# who has the best pound pump for the bucks???



## Daniel Peck (Mar 31, 2009)

who has the best pound pump for the bucks??? Lowes last about 1/2 year to a year and they die... Looking for a pump that will last!!!!!!!! I am alost thinking of using a pool pump! Any and all input is welcomed....



thanks
Daniel Peck


----------



## Greg Elmassian (Jan 3, 2008)

How many pounds do you need? ok, a joke! 

I don't like inexpensive pumps, they quit, I bought an expensive one and it is running great 10 years later. 

In my mind, not replacing it in 10 years is the best for the buck. (oh, it runs 24/7) 

mine is an Oase, very nice stuff... 

Regards, Greg


----------



## altterrain (Jan 2, 2008)

I don't know what size you need as far as GPH but I have used Alpine pumps in a few installs and they have run flawlessly - http://www.pondliner.com/category/alpine_tornado_pumps. I can also recommend Oase but they tend to be a bit more expensive. I once picked up a pond pump at Lowe's and it ran a total of 30 mins! Never again. 

-Brian


----------



## sbaxters4 (Jan 2, 2008)

well I have one from my local menards home store and it has run great for me... it was only about $100.00 and it's a 4300 gph pump!!


----------



## Totalwrecker (Feb 26, 2009)

For ponds best to get a pump made for dirty water and continuous duty. You get what you pay for... 

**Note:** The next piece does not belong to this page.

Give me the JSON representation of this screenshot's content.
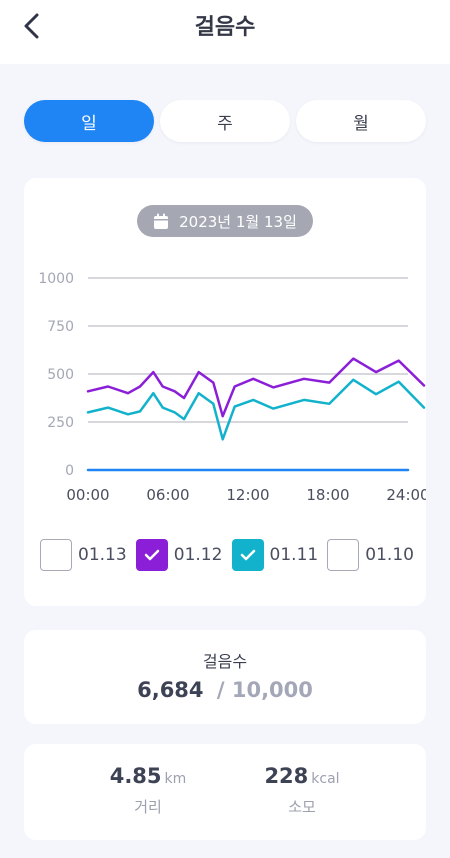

Used to be anyway.... but even expensive pumps aren't as good as they used to be. As caretaker at Grogan Manor I have 8 water pumps to maintain! In 3 years two huge pool pumps have failed as well as one fountain pump.... I also do well repairs and that includes changing out bad pumps for good. Word from the supplier was 1 in 3 (new pumps) will fail.... 

John


----------



## Daniel Peck (Mar 31, 2009)

which pump do you have??? about how many GPH is it???
You ar right.... about time I replace the same pump each year at $130 each I would be better off.....


----------



## Jerry Barnes (Jan 2, 2008)

We went through quite a few of the expensive pumps and they all failed. Found a Sunterra pump at our local farm store. I think the big Box stores have them also and Sears. Been going for years now.


----------